And I gave a TEDx talk by the same name which today has 2.5 million views.
Last year, in Apocalypse Never, I pointed out that wind and solar projects require 300 to 400 times more land than nuclear or natural gas plants, and that 100% renewables would require increasing land used for energy from 0.5% today to 25% to 50%.
Needless to say, the renewable energy industry and its boosters haven’t liked what I’ve written, and have sought to cancel me. Last year, a group of activist scientists denounced me as factually wrong, and demanded that I be censored by Facebook.
They drew on junk science to claim that solar required just 3.6 times more land and wind just 5.8 times more than nuclear and natural gas plants. In response, Facebook censored me and denied me the right to appeal their verdict.
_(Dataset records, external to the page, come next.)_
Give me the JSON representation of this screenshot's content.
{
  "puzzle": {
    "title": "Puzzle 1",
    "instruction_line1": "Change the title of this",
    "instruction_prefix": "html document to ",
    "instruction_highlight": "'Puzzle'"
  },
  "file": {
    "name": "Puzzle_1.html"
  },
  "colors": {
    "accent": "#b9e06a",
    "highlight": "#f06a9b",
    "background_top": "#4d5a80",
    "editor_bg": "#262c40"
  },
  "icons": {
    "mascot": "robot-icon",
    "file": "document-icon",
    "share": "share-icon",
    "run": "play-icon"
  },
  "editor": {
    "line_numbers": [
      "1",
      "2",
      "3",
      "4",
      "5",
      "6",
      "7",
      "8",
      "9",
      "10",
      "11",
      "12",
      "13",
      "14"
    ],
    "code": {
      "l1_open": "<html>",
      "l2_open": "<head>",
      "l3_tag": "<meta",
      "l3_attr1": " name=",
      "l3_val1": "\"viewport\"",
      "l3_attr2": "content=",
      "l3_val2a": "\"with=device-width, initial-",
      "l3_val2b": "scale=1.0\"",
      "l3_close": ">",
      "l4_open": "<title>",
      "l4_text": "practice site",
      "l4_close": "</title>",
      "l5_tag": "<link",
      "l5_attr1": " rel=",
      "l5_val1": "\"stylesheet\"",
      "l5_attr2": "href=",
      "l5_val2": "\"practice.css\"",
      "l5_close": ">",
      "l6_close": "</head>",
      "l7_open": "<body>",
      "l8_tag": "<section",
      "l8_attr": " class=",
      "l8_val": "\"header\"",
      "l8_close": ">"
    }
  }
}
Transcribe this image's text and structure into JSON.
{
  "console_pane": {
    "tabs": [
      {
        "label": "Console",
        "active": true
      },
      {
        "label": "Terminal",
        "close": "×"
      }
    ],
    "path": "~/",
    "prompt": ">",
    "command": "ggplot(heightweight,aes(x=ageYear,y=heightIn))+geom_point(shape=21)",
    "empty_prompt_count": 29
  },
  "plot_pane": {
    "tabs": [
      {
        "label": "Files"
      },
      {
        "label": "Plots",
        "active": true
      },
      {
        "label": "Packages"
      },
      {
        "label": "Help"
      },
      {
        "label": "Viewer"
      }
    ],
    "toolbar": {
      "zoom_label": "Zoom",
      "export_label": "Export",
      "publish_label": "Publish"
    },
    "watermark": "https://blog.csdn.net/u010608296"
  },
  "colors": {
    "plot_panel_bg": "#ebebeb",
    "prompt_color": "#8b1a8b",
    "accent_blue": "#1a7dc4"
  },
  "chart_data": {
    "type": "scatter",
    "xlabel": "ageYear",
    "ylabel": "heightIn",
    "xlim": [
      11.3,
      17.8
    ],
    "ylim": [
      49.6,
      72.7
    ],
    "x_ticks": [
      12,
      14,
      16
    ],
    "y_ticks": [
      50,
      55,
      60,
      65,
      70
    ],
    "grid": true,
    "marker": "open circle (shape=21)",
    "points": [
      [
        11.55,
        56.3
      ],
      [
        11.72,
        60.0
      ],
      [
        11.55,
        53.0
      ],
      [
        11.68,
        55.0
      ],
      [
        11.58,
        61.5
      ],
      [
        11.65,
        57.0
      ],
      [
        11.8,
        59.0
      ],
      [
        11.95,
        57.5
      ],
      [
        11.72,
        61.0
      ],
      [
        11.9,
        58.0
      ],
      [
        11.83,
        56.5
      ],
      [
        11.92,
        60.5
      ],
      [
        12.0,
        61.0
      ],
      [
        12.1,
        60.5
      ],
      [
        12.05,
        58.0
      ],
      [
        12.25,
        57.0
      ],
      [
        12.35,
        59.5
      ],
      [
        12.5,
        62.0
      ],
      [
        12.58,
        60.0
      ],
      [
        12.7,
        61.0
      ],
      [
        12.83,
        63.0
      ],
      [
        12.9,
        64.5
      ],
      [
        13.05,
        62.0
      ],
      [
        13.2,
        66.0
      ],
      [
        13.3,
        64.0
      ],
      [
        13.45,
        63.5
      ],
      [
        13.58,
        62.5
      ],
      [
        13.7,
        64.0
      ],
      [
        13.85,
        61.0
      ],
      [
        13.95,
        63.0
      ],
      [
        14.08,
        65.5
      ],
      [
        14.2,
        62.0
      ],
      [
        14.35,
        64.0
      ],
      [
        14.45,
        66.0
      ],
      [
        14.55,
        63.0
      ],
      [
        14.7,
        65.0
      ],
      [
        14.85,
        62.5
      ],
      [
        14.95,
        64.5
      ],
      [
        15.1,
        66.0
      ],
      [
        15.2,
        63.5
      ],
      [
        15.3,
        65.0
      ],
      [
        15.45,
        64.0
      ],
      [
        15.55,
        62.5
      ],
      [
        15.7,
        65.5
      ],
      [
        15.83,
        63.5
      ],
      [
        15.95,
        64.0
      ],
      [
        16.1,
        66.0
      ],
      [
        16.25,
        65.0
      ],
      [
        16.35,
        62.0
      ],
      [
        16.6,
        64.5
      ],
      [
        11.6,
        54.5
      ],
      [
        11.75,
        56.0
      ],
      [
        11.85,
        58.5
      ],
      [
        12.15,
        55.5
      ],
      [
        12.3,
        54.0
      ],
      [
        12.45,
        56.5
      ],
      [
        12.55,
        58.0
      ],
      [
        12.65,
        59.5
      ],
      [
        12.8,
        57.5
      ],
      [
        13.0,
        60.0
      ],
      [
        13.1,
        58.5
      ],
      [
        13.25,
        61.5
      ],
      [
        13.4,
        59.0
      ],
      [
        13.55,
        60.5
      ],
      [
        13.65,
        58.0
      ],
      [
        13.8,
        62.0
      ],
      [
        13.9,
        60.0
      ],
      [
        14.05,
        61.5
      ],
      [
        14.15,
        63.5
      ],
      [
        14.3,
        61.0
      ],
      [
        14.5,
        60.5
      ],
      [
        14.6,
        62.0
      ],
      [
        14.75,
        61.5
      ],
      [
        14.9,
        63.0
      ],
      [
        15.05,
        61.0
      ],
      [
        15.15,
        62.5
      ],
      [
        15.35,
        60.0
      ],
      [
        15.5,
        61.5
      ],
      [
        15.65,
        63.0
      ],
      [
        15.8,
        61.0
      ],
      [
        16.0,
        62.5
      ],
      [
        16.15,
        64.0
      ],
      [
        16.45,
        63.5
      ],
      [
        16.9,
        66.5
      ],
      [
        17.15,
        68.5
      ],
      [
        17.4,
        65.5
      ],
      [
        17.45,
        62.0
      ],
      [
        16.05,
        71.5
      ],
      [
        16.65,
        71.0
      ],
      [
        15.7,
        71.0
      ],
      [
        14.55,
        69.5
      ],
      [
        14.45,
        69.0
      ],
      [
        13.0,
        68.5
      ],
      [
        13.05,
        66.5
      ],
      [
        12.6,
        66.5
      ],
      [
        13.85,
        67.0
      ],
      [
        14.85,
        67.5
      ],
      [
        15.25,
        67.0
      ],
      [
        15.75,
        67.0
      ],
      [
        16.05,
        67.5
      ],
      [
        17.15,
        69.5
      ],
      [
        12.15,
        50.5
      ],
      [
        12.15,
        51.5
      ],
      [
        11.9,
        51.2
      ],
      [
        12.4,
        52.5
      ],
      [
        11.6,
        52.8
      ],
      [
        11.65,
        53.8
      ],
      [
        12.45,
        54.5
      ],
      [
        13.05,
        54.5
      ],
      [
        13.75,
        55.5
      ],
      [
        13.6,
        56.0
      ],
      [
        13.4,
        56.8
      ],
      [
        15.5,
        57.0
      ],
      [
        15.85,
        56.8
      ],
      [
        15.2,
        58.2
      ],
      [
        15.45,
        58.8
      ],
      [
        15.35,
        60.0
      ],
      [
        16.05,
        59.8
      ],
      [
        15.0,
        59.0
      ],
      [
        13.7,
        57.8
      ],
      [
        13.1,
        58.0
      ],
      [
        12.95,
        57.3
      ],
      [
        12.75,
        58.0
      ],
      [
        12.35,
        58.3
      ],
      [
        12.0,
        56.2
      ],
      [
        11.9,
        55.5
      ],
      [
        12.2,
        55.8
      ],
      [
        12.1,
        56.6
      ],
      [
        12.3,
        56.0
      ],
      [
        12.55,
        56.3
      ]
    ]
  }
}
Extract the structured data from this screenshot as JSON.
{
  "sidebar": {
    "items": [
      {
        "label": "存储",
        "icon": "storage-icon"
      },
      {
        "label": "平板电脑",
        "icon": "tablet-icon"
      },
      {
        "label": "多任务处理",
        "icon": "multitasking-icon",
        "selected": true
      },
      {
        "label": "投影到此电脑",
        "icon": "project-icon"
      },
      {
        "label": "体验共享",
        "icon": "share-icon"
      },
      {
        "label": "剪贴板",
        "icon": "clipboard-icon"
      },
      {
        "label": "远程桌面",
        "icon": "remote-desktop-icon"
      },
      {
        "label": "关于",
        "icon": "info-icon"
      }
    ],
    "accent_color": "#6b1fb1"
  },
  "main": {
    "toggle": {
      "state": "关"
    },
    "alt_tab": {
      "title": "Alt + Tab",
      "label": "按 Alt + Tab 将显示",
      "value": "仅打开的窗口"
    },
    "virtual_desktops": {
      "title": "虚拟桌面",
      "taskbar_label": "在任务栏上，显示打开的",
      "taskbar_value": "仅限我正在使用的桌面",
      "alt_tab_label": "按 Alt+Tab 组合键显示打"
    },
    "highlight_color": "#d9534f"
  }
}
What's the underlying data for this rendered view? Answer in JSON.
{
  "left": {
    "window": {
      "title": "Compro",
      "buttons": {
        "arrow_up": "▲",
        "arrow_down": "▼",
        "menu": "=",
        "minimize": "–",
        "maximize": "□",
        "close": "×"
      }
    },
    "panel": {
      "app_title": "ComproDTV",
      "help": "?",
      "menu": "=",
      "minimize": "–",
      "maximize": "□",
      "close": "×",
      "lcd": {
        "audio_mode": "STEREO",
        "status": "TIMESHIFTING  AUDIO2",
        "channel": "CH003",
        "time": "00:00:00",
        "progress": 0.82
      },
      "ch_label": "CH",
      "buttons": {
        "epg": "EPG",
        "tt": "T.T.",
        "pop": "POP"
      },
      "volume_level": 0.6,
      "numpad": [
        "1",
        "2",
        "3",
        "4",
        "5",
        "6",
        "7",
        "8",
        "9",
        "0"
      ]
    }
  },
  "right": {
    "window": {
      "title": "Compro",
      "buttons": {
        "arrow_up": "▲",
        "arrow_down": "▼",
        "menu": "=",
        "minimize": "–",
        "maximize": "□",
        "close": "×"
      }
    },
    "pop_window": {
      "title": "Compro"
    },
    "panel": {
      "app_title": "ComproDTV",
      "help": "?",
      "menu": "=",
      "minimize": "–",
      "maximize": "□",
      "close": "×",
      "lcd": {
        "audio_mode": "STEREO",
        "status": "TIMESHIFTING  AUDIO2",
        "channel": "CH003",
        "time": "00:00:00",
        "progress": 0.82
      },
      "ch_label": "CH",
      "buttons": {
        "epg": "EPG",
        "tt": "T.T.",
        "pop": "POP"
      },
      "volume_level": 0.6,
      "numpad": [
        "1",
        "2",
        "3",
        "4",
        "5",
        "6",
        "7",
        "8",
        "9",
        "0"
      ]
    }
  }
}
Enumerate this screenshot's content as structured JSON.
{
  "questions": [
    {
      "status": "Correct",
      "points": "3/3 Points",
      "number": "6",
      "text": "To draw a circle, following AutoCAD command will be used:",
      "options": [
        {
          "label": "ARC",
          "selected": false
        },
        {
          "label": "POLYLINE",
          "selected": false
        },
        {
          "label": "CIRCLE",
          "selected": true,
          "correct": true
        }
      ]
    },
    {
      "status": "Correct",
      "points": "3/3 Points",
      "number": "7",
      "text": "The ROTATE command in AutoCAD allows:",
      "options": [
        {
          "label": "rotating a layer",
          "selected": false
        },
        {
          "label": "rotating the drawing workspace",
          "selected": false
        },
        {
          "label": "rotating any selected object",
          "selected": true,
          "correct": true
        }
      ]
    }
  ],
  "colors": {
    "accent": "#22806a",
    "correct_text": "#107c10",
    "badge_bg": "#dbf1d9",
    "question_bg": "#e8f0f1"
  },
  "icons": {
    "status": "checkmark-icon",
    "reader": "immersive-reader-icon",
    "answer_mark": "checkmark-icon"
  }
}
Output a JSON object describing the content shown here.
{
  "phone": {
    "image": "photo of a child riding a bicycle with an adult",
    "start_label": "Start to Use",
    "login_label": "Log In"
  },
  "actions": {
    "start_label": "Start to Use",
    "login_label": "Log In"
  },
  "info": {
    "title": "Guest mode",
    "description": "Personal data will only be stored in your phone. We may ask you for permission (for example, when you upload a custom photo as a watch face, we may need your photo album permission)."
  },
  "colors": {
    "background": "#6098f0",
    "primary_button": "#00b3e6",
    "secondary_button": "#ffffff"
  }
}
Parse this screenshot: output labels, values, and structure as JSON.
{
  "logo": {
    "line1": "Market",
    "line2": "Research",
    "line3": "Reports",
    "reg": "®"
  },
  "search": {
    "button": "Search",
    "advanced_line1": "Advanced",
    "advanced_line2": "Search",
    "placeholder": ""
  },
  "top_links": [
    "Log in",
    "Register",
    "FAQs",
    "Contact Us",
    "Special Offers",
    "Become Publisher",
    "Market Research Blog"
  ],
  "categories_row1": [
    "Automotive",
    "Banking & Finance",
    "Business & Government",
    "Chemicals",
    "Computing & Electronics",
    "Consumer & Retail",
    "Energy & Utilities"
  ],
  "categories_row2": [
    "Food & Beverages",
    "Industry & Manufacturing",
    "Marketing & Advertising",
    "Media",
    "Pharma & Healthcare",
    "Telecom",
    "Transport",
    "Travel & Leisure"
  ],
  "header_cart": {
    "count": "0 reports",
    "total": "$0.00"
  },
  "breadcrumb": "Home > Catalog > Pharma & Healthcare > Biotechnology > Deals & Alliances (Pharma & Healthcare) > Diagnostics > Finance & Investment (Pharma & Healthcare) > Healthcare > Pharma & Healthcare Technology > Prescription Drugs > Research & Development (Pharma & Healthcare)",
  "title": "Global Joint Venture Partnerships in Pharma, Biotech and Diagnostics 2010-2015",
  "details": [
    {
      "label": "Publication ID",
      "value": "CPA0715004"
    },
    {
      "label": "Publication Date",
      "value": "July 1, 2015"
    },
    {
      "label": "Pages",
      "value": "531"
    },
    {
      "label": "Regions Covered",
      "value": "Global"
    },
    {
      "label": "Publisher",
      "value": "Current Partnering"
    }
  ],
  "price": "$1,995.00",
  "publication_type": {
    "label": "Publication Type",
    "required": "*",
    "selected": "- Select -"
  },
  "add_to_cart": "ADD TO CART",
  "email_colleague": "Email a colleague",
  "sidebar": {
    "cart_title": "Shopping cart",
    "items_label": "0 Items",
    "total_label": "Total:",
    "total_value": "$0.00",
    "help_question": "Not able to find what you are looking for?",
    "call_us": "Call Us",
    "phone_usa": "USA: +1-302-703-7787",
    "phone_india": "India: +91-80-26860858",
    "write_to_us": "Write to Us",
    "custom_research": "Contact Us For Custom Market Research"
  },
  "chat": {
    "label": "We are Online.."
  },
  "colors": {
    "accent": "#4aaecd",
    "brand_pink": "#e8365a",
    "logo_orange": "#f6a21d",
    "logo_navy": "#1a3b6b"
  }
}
But now researchers at Princeton & Bloomberg have admitted that I was right & my critics were wrong. Their research shows wind requires 370x times more land than nuclear. Shifting toward renewables, as Biden’s climate plan would do, would devastate America’s natural environment
Says Bloomberg, “If the U.S. wants a carbon-free economy by 2050 using the least amount of land, it will need to rely far less on wind and solar and instead build hundreds of nuclear plants & gas plants outfitted with systems to capture the CO2 before it escapes.”
Bloomberg correctly notes that “Biden’s plan doesn’t need to entirely rest on wind and solar. Nuclear energy, which requires far less space, is also emission free.”
But in its current form, Biden’s plan would result in the loss of half of America’s nuclear power plants between now and 2030, which would nearly wipe out nearly all of the electricity Princeton researchers say could be generated by off-shore wind.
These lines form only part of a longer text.